Dr. Tracey Brent-Chessum: I just thought it was really interesting. That seems to be kind of a theme. It's like, oh, and again, he says to a reporter... "that's been overstated. Like my relationship to games overstated, overstated." And you're like, no it wasn't. Like, you can already tell, as you're reading, you're like, no, it wasn't. What are you saying that for? But then he knows who he's talking to, you know?

Barry Joseph: That's right. And he is shaping that. He's shaping his image. Yeah, but what he thinks people wanna see about him.

Dr. Tracey Brent-Chessum: I have done so much stuff on Stephen Sondheim. You'd think that I would, no, it doesn't come up anywhere. But yet he becomes such a part of this different kind of cultural zeitgeist that most of the time as theater historians, we would never, ever have access to other otherwise. So..

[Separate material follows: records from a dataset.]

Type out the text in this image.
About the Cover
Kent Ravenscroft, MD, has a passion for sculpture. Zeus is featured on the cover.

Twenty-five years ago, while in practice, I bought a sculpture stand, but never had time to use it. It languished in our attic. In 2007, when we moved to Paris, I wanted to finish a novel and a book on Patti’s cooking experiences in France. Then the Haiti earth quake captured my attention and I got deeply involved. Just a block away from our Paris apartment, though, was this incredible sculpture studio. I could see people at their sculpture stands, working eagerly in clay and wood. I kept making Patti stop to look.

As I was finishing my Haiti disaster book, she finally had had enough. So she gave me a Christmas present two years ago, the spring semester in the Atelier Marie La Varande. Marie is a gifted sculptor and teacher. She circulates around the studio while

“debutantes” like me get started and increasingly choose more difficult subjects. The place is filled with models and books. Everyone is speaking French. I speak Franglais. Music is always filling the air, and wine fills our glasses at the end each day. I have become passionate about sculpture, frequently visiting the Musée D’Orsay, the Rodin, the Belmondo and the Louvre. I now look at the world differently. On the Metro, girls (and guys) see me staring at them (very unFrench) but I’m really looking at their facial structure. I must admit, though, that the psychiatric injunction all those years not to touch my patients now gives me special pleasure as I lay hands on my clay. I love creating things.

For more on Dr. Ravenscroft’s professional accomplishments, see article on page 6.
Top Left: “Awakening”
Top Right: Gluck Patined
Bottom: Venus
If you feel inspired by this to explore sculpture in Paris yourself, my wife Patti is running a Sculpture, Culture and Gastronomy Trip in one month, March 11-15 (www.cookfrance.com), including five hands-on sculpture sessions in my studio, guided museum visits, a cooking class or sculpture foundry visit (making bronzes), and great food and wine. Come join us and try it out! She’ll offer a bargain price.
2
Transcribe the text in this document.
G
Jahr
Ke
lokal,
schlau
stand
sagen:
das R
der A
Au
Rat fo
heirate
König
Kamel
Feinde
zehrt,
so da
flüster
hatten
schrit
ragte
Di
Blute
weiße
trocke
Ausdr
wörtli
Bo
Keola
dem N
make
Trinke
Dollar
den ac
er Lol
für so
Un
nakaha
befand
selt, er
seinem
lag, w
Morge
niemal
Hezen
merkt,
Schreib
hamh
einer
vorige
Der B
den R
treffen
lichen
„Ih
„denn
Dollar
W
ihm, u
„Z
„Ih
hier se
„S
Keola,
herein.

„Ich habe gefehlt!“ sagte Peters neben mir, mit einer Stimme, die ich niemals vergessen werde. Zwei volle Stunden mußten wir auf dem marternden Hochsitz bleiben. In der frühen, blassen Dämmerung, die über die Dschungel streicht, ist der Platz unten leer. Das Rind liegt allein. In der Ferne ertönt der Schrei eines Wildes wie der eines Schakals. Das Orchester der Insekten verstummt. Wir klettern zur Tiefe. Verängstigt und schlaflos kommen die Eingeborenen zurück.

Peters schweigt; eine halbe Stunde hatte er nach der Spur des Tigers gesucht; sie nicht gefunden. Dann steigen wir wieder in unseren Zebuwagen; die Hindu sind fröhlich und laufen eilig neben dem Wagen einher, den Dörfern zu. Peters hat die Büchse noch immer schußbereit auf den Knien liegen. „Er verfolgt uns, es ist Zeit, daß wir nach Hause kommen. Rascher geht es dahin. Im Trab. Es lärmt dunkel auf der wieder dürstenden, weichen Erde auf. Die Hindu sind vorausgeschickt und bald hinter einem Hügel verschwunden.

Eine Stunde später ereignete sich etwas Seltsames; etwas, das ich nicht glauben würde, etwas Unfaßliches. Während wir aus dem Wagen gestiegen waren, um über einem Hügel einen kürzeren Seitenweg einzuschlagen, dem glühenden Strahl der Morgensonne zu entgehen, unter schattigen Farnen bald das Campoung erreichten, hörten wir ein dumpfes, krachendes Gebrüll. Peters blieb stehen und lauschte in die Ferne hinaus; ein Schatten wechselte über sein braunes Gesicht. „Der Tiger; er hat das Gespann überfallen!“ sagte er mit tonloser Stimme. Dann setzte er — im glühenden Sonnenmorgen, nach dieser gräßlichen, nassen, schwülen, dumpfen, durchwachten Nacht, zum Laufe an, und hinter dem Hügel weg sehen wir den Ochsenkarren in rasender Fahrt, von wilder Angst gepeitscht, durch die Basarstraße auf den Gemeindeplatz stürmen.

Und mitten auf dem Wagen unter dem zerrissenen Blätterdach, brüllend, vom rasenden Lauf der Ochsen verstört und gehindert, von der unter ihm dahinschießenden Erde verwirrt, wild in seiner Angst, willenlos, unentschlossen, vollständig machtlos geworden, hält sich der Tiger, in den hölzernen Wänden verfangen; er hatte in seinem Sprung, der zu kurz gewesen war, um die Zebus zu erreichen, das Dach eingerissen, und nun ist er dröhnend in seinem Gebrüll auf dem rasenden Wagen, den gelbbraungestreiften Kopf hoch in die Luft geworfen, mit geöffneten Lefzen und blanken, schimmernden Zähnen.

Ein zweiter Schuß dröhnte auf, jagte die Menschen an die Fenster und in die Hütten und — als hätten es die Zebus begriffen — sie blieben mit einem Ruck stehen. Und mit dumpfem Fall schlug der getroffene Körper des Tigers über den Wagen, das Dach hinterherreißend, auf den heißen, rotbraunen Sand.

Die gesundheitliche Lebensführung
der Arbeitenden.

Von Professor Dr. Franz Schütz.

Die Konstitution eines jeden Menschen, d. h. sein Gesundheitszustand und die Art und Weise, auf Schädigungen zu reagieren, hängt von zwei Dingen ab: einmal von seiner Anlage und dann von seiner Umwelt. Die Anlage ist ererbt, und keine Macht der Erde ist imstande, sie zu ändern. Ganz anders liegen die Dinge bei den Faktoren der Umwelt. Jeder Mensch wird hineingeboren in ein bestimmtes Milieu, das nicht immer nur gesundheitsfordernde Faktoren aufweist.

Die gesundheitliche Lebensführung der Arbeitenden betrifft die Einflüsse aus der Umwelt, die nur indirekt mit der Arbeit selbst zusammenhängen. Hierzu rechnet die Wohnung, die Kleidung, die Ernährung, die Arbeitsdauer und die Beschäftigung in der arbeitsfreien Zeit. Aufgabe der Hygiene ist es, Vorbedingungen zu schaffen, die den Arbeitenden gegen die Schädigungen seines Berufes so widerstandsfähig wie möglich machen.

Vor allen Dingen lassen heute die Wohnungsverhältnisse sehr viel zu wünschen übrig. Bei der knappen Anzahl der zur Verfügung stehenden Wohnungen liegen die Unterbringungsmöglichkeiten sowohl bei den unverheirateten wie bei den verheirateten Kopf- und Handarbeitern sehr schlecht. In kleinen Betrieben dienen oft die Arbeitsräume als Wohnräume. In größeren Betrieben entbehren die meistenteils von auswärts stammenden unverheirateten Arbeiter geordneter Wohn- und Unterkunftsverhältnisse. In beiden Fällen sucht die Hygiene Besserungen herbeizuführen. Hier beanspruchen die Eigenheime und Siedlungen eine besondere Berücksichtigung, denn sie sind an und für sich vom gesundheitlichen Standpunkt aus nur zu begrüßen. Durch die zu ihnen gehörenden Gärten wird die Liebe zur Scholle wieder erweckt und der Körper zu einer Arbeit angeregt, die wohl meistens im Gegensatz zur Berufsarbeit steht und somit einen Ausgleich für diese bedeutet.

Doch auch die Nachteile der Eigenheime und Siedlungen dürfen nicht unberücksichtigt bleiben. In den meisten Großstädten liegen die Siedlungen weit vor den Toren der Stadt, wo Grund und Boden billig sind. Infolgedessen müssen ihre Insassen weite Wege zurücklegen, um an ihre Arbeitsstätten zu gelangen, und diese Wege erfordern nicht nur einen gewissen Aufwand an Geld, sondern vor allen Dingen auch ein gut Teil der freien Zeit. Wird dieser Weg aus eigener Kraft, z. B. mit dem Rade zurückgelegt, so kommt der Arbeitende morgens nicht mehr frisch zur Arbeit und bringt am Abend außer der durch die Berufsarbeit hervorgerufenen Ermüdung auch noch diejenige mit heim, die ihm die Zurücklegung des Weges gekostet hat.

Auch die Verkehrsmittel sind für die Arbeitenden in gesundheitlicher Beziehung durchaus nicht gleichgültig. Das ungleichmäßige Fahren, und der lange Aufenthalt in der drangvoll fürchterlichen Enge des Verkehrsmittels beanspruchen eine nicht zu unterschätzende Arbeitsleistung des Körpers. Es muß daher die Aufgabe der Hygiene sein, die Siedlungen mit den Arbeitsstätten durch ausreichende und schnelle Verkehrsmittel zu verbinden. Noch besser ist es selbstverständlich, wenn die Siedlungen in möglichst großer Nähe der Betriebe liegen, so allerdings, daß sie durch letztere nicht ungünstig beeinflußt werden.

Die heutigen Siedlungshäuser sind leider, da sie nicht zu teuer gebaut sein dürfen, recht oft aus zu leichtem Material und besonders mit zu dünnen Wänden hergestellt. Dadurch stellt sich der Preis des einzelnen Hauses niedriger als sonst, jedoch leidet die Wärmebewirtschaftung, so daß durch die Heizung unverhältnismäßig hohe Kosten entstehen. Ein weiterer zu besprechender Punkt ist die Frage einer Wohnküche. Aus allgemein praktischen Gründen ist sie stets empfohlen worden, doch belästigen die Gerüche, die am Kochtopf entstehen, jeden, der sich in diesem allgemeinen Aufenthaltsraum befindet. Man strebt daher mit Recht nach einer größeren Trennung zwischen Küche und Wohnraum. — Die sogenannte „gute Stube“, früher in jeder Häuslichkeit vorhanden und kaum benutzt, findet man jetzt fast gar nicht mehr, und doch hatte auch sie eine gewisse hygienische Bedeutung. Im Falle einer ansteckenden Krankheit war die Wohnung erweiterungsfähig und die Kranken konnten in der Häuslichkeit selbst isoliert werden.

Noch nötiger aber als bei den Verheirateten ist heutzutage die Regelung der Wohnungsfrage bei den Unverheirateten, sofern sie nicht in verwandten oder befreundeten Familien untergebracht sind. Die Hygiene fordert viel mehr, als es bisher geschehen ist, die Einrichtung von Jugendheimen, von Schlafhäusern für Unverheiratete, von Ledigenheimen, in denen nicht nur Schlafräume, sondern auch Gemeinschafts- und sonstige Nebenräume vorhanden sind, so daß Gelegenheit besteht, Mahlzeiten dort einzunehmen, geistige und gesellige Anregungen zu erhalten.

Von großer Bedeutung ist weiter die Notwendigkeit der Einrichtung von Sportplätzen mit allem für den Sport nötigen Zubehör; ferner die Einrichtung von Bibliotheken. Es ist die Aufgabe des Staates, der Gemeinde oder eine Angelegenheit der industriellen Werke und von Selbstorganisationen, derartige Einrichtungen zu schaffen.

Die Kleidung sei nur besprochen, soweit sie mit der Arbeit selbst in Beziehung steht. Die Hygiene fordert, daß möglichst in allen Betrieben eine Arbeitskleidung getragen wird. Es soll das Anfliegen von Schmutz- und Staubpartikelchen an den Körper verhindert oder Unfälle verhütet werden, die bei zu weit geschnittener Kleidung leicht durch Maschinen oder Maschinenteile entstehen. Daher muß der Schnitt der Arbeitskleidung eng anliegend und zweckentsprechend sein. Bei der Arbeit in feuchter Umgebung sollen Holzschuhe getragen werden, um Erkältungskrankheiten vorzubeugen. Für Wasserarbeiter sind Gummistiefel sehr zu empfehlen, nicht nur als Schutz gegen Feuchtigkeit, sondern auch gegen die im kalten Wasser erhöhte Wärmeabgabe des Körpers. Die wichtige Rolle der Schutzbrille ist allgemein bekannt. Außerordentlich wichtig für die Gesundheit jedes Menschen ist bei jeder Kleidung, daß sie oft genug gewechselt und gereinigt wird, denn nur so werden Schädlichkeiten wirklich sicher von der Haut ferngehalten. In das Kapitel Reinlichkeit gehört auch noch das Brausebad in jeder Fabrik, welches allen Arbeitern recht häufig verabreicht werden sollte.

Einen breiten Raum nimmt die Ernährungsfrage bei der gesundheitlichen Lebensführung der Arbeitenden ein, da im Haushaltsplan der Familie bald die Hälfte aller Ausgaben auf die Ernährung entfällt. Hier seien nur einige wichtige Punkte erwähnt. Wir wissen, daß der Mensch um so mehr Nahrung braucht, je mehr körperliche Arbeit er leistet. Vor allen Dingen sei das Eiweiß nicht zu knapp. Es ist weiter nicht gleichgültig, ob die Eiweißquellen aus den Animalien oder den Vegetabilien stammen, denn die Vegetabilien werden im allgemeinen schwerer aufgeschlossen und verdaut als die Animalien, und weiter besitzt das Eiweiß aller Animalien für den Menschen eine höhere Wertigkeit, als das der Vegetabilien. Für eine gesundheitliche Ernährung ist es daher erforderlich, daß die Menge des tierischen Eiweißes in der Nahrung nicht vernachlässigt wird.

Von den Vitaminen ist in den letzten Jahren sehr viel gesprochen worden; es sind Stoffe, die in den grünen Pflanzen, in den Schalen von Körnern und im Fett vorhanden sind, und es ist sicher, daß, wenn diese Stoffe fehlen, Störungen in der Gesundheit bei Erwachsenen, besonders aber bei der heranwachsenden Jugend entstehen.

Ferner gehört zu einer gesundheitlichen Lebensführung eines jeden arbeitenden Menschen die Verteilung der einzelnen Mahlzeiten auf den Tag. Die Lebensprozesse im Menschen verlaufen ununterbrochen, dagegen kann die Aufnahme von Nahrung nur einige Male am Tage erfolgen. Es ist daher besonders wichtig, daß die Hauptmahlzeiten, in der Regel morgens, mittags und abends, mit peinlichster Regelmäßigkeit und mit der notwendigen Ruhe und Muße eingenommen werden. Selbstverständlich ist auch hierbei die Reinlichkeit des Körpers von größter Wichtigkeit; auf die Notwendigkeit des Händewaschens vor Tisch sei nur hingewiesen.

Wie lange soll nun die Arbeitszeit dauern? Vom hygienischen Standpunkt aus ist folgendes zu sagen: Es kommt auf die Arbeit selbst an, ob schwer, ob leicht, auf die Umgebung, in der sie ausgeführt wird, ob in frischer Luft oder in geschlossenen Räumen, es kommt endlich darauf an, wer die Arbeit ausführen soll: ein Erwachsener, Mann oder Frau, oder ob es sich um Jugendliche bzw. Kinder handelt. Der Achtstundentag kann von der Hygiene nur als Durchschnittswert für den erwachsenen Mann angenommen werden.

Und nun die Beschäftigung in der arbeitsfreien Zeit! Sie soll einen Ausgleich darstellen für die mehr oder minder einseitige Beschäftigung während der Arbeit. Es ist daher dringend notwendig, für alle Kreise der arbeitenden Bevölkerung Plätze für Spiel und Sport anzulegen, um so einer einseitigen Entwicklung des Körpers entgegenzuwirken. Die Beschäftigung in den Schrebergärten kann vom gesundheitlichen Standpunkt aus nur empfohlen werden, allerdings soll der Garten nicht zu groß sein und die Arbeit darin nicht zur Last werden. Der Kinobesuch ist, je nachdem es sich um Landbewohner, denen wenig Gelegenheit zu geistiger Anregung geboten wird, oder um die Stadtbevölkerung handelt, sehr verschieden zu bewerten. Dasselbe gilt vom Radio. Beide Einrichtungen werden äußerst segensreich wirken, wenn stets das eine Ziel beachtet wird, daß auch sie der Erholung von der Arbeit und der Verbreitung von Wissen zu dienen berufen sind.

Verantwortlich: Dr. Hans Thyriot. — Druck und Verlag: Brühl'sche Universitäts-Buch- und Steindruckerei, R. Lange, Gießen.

Dr. Kristin Stultz Pressley: That's what I think is such a strength of this book, is that we think we know it all about this great legend of musical theater, and yet you have just spent several hundred pages telling us something that we didn't know. And that when you can find a project like that is a gift from straight above.

Barry Joseph: Thank you, Kristen. It's definitely felt like a gift to me to get to work on it, and now the book is out. It's a gift that keeps on giving. I have my Instagram channel, Matching Minds with Sondheim. And I'm constantly posting things that blow my mind that people are still sending me. A month ago we had the first photo that I've ever seen of Stephen Sondheim playing a video game, which he did with a friend, and the friend sent me the photo, but had never spoken about his relationship with Sondheim before. He used to fly over from LA to play Myst, for example. I give my speaking tour for my book, which is sometimes a workshop on how to design games. The way Stephen Sondheim designed games. Maybe it's about making treasure hunts. Maybe I'm going deep into how do you look at Stephen Sondheim's songs in a new way? I have always different ways of presenting it and engaging people in person, and I love wherever people are coming from. They're excited by the project. I even did a popup museum expo that was at the drama bookshop in New York City that ran for just over a month. That was super fun. I had two cases and I had a blast putting that together and who knows what's gonna be next, but I can tell that this was a gift for me to work on it and I keep looking for new opportunities to put it out into the world.

Dr. Kristin Stultz Pressley: Well, Barry, this has been absolutely fantastic. I have thoroughly enjoyed hearing about your project and your process, and I'm so grateful that you joined us for this episode today. I do wanna let our listeners know that the book is available wherever you buy books. The podcast is available at any respectable place that you listen to podcasts? Yes. And, uh, if you wanna read the book, you can find out things for yourself, like how to host your own Sondheimian Treasure Hunt, and how to understand Sondheim's parameters for creating clues in a game. And what are Sondheim's three principles of play. If you wanna know those things or if you just wanna know more about the man himself, you need to pick this book up. Barry, thanks for joining us. We're so glad to have you.

Barry Joseph: Such a pleasure being here. Thank you both so much.

Dr. Tracey Brent-Chessum: I found myself being like: and my brain is starting to explode.